The Turkic languages are a language family of at least thirty-five languages, spoken by Turkic peoples from Southeastern Europe and the Mediterranean to Siberia and Western China. The Turkic languages originated in a region of East Asia spanning Western China to Mongolia, where Proto-Turkic is thought to have been spoken, from where they expanded to Central Asia and farther west during the first millennium.
Turkic languages are spoken as a native language by some 170 million people, and the total number of Turkic speakers, including second-language speakers, is over 200 million. The Turkic language with the greatest number of speakers is Turkish, spoken mainly in Anatolia and the Balkans, the native speakers of which account for about 40% of all Turkic speakers.
Characteristic features of Turkish, such as vowel harmony, agglutination, and lack of grammatical gender, are universal within the Turkic family. There is also a high degree of mutual intelligibility among the various Oghuz languages, which include Turkish, Azerbaijani, Turkmen, Qashqai, Gagauz, Balkan Gagauz Turkish, and Oghuz-influenced Crimean Tatar. Although methods of classification vary, the Turkic languages are usually considered to be divided equally into two branches: Oghur, the only surviving member of which is Chuvash, and Common Turkic, which includes all other Turkic languages including the Oghuz subbranch.

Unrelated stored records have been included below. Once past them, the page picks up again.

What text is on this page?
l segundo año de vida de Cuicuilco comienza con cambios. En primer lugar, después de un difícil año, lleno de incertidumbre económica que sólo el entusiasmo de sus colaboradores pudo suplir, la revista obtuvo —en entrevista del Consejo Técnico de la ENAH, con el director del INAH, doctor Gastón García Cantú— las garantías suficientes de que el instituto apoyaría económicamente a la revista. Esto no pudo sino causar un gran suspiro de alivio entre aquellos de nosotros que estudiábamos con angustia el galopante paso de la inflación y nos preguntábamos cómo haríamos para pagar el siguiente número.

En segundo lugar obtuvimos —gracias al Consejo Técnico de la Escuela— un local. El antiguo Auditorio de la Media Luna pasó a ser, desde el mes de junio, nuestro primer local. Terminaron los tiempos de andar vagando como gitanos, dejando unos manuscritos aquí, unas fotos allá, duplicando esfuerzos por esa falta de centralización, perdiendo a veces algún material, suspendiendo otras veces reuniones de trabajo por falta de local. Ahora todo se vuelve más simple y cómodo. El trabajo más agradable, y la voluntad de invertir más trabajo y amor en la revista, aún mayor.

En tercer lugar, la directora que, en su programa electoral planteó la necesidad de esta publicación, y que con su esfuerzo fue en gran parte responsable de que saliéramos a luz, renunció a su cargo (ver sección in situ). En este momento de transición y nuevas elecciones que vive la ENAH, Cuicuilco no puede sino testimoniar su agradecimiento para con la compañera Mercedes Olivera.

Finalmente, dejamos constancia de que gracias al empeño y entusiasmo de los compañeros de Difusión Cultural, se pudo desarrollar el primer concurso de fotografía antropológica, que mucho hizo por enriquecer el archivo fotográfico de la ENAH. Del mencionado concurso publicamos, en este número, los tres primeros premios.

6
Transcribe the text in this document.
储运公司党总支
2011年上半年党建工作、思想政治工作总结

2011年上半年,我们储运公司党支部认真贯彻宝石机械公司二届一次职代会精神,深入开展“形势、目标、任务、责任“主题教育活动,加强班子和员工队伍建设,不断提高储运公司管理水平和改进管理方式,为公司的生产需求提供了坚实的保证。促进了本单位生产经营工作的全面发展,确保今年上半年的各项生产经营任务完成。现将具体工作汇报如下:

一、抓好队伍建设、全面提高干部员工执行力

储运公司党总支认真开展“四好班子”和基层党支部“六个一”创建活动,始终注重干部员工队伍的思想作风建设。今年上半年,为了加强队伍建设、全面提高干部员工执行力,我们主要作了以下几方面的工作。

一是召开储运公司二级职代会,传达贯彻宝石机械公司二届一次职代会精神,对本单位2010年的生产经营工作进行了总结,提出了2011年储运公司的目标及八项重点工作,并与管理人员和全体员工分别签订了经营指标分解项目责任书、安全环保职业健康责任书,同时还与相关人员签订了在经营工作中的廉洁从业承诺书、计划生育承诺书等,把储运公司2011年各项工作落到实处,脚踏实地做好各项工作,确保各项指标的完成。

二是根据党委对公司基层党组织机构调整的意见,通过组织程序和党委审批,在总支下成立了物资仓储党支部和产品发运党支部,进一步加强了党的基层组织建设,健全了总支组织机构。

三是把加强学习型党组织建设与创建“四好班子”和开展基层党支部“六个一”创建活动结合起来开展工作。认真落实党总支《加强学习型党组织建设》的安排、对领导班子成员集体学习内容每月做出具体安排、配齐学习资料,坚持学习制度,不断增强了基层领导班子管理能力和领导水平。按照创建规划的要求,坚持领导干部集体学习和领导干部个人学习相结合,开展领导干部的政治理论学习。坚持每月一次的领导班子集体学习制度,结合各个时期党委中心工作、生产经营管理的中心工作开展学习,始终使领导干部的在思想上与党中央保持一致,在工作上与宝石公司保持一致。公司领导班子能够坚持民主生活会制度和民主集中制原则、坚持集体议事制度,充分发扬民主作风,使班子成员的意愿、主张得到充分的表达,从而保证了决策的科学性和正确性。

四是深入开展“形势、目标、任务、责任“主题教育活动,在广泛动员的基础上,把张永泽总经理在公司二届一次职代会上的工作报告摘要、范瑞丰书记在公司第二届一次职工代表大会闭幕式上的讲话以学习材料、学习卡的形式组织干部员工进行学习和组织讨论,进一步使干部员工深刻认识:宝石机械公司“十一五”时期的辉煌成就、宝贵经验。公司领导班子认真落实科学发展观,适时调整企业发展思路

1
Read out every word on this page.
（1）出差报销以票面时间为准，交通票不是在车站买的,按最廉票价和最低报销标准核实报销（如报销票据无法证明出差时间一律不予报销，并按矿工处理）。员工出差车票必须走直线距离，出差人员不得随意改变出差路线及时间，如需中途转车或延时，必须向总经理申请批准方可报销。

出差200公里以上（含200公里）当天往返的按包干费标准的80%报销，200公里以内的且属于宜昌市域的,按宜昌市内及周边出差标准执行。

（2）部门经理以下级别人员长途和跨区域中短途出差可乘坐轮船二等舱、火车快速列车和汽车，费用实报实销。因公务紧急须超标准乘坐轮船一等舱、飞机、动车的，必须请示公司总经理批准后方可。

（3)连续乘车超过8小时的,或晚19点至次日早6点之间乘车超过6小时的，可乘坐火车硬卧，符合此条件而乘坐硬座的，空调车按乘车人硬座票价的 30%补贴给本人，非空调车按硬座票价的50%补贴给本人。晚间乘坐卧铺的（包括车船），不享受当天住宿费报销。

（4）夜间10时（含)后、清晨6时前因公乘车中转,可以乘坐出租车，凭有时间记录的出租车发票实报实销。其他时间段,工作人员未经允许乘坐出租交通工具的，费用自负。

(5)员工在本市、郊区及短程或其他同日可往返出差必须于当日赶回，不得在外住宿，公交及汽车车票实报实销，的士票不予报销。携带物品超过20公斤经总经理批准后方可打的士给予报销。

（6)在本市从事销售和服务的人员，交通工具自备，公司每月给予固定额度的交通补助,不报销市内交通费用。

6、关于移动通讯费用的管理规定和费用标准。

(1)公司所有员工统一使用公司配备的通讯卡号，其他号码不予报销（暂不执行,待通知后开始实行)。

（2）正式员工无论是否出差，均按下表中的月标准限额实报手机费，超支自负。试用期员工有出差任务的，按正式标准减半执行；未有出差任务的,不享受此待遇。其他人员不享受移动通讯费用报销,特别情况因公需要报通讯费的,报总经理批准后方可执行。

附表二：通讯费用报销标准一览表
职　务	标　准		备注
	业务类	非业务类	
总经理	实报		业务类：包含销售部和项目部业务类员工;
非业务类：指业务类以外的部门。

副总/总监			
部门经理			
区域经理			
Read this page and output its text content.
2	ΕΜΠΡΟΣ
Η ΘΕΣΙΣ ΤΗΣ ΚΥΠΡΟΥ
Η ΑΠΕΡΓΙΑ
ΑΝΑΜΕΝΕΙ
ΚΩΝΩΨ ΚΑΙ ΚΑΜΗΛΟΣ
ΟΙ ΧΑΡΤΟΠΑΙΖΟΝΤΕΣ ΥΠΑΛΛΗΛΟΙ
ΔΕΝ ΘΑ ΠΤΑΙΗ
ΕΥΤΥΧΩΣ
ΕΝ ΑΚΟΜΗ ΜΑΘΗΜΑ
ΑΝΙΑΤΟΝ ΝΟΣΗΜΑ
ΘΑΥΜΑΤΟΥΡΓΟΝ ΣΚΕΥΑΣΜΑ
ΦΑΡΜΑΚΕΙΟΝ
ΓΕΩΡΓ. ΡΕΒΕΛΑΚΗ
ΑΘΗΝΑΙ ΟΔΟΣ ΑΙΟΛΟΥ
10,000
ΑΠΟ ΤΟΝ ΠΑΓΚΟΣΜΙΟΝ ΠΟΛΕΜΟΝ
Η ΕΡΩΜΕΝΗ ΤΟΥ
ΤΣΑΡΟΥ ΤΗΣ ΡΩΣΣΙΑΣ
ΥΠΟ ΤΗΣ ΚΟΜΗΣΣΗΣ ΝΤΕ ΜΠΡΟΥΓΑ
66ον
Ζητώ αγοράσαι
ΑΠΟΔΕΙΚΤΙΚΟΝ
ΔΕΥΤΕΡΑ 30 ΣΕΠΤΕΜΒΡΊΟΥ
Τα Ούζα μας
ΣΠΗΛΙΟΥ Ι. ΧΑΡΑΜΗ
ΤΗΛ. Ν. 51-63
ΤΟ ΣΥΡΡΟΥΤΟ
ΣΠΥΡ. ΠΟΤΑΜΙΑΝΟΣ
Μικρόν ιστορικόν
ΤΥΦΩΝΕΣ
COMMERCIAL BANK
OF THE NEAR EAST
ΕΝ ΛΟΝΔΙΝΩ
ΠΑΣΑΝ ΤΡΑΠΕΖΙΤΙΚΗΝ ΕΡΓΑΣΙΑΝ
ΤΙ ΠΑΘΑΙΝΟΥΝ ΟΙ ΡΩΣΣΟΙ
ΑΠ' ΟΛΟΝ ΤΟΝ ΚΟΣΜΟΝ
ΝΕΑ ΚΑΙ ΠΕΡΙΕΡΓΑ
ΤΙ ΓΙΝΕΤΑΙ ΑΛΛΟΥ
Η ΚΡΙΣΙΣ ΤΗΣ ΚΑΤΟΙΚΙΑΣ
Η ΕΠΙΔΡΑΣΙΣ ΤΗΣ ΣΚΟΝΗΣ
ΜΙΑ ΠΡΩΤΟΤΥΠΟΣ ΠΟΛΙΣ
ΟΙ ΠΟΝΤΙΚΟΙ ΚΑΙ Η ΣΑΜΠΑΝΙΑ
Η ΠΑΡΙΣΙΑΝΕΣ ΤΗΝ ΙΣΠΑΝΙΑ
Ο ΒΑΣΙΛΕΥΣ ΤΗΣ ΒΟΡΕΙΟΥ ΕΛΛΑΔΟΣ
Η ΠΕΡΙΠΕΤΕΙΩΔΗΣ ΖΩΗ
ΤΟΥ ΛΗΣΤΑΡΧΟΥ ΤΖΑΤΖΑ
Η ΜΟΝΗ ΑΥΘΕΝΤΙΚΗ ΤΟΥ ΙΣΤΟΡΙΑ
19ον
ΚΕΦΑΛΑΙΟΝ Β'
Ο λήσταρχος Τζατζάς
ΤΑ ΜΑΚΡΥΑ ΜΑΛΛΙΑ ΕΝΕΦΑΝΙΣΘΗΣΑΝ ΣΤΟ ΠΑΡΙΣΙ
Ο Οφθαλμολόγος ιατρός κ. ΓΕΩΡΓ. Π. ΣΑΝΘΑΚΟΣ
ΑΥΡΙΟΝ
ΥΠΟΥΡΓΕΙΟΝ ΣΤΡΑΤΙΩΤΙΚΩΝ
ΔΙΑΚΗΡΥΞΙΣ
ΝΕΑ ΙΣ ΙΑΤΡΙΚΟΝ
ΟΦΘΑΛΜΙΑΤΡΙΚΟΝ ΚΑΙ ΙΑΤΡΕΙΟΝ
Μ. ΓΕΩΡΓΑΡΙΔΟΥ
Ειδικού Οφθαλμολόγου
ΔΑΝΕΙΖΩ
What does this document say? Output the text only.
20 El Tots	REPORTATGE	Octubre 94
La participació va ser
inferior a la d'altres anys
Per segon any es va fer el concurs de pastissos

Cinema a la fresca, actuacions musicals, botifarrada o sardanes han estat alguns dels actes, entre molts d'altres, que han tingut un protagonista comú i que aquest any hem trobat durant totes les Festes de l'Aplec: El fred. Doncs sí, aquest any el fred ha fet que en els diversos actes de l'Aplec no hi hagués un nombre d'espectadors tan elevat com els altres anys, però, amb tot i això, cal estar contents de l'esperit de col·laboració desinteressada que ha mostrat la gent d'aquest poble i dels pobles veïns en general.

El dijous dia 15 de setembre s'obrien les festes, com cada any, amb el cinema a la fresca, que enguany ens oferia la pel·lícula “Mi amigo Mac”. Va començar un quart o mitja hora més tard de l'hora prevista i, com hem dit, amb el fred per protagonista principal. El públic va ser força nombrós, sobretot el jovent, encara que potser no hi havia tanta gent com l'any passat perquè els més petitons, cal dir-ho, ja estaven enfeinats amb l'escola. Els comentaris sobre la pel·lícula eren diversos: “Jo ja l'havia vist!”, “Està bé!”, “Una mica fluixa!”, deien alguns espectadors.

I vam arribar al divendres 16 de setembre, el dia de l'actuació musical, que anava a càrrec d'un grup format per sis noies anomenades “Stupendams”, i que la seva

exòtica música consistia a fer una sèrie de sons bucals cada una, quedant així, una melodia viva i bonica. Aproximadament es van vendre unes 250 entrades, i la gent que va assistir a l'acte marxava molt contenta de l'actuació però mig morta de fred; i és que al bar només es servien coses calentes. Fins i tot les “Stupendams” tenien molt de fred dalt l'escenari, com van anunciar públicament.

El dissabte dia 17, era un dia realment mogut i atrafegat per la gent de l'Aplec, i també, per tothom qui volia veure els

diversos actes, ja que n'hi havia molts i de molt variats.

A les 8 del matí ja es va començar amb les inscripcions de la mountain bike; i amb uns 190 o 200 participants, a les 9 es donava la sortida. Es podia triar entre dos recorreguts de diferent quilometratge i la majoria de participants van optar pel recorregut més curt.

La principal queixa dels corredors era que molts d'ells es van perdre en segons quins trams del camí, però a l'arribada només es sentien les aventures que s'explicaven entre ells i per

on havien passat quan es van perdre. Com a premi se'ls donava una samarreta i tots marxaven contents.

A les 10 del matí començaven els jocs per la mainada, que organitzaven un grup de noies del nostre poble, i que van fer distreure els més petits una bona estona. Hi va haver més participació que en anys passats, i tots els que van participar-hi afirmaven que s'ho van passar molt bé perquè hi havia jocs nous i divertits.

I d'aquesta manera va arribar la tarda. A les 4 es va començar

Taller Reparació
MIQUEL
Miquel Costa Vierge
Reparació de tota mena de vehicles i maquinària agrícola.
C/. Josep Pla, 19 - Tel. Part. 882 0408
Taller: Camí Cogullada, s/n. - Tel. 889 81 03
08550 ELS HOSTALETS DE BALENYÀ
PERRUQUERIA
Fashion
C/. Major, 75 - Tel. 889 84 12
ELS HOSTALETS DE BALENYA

The characteristics of the Turkic family also show certain similarities to the surrounding East Asian language families of the Mongolic, Tungusic, Koreanic, and Japonic languages, leading to a previously widespread acceptance of an Altaic language family. Apparent similarities with the Uralic languages family even caused these families to be regarded as one for a long time under the hypothesis of Ural-Altaic languages. However, there has not been sufficient evidence to conclude the existence of either of these macrofamilies, the shared characteristics between the languages being attributed presently to extensive prehistoric language contact.
Turkic languages are null-subject languages, have vowel harmony, extensive agglutination by means of suffixes, and lack of grammatical articles, noun classes, and grammatical gender. Subject–object–verb word order is universal within the family.
The geographical distribution of Turkic-speaking peoples across Eurasia ranges from the North-East of Siberia to Turkey in the West, since the Ottoman era (see picture in the box on the right above).
Extensive contact took place between Proto-Turks and Proto-Mongols approximately during the first millennium BCE; the shared cultural tradition between the two Eurasian nomadic groups is called the "Turco-Mongol" tradition. The two groups shared a religion, Tengrism, and there exists a multitude of evident loanwords between Turkic languages and Mongolic languages. Although the loans were bidirectional, today Turkic loanwords constitute the largest foreign component in Mongolian vocabulary. The most famous of these loanwords include "lion" (Turkish: aslan or arslan; Mongolian: arslan), "gold" (Turkish: altın; Mongolian: altan or alt), and "iron" (Turkish: demir; Mongolian: tömör).
The first established records of the Turkic languages are the eighth century AD Orkhon inscriptions by the Göktürks, recording the Old Turkic language, which were discovered in 1889 in the Orkhon Valley in Mongolia. The Compendium of the Turkic Dialects (Divânü Lügati't-Türk), written during the 11th century AD by Kaşgarlı Mahmud of the Kara-Khanid Khanate, constitutes an early linguistic treatment of the family. The Compendium is the first comprehensive dictionary of the Turkic languages and also includes the first known map of the Turkic speakers' geographical distribution. It mainly pertains to the Southwestern branch of the family.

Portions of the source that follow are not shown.